How to Hold Effective Discussions in an Elementary Classroom
Margarita Contreras, Paul Revere Primary School
Motivated by an article I recently read on listening and responding to children, I decided to write about some of the things we can do in our classroom to achieve effective discussions. Communication plays an important role in education, and it has been proven that conversations among students and teachers promote learning and discovery. Moreover, class discussions should be meaningful for students in order to reach the intended outcome. Our primary purpose as teachers is to start listening more to our students’ talk and allow them to expand their knowledge by providing new information.
The following tips will give teachers the necessary and basic tools to facilitate meaningful discussions and foster interactive lessons that will improve students’ learning.
Setting the purpose. Students are entitled to know the purpose of a class discussion. This helps students understand the importance of the activity and will keep them focused. In my classroom, I usually set the purpose by writing a question on the board. Our main point will then be to come to a conclusion and thus answer the “big question.”
Keeping students engaged. Students should be engaged throughout the discussion when presented with a topic that interests everyone and of course motivates them.
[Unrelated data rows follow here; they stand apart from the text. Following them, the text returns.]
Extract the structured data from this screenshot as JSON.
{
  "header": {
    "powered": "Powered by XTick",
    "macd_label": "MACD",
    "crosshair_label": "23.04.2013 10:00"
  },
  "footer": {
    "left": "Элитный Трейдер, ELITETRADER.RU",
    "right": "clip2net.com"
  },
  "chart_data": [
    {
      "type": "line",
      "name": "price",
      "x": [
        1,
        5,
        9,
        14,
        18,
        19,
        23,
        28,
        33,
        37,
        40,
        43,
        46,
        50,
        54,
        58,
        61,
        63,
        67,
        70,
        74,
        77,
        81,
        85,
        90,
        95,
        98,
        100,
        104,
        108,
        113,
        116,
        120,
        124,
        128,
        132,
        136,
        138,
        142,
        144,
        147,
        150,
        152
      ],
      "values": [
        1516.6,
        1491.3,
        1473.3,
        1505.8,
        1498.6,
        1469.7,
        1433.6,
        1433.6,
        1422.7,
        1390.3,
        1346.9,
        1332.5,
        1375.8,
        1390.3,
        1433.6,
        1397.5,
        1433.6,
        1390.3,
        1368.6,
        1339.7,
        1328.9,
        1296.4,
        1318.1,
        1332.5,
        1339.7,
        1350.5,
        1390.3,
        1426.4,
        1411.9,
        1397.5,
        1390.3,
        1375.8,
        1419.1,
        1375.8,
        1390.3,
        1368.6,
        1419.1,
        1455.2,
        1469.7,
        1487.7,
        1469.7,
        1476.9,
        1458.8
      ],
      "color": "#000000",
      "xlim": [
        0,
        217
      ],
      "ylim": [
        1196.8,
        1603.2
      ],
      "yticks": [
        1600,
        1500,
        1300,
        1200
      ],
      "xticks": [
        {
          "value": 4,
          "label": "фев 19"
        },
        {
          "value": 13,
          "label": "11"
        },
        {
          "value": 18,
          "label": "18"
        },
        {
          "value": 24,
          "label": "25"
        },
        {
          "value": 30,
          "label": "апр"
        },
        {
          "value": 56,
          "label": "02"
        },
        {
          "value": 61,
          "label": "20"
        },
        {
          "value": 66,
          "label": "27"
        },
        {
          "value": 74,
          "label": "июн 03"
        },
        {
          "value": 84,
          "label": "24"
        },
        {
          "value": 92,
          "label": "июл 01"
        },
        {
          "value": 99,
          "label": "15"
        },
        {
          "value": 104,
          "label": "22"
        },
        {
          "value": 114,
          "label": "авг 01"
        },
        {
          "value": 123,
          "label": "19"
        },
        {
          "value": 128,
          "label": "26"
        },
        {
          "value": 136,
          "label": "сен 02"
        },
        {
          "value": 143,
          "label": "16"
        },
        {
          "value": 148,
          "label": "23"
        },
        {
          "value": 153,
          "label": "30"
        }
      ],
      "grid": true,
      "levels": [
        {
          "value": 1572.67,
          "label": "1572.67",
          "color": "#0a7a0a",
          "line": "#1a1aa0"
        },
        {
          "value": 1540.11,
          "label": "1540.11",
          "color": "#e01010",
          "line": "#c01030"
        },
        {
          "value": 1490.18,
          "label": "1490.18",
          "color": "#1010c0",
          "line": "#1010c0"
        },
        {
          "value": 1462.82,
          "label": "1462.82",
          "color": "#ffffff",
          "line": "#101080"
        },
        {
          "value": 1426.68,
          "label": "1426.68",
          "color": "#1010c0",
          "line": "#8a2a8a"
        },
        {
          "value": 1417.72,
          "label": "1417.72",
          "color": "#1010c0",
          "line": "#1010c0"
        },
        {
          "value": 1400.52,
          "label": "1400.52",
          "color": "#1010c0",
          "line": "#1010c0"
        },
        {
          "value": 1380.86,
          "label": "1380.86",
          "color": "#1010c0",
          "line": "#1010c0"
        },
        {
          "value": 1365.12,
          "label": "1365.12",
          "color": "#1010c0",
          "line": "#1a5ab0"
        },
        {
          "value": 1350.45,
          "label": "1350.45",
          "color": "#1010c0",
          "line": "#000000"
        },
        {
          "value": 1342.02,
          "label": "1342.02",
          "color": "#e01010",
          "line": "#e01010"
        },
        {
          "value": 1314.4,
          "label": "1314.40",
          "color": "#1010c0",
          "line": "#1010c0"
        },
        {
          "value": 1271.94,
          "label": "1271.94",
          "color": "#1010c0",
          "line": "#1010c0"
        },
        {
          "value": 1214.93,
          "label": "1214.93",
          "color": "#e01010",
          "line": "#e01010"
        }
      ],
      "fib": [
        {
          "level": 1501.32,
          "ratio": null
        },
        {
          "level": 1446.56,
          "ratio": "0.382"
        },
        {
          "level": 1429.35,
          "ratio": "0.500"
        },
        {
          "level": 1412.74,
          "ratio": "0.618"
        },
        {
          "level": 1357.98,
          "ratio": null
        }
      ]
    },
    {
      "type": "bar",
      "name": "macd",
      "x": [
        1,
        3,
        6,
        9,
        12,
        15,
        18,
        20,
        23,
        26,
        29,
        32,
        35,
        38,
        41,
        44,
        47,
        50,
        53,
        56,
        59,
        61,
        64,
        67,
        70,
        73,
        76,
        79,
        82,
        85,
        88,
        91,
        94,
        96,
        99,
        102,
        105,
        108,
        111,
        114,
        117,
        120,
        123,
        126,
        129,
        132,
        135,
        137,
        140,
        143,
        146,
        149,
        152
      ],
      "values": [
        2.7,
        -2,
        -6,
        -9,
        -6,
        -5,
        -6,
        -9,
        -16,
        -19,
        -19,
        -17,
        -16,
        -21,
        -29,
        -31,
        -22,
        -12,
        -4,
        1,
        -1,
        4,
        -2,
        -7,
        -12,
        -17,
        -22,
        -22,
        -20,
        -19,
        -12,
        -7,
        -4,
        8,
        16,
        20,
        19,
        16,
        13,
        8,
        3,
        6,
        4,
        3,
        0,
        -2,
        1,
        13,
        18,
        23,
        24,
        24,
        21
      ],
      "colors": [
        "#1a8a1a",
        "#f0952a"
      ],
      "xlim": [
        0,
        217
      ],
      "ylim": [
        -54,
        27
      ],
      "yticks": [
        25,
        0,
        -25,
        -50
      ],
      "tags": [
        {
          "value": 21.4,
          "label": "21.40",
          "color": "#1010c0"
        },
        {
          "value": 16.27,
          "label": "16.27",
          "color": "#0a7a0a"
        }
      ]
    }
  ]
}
Also, teachers can capture the students’ attention by using our precious technology and many other visuals.
Reinforcing student responses. When teachers praise and reinforce students’ work, not only do they motivate children, but they also give them confidence to continue sharing their knowledge. Assessment is definitely essential in education, but students benefit a lot from a collaborator teacher that elaborates on students’ answers instead of only evaluating them. Another way to motivate and reinforce students’ participation is by using rewards. In my classroom I use “panda paws” which then can be redeemed for prizes. Sometimes I even use bonus points and whoever gets the most paws wins double the panda paws!
Initiating the conversation. Many students choose not to participate in class discussions because they are afraid or because they simply do not know what to say. Using sentence starters helps students initiate their thinking process. Sentence starters also help students brainstorm ideas and prevent students from giving all the same answer.
I found these strategies to be very useful and easy to remember when conversing with my students. Our final goal is that we all take advantage of the great benefits effective communication gives teachers and students.
Margarita Contreras is a second grade bilingual teacher at Paul Revere Primary School.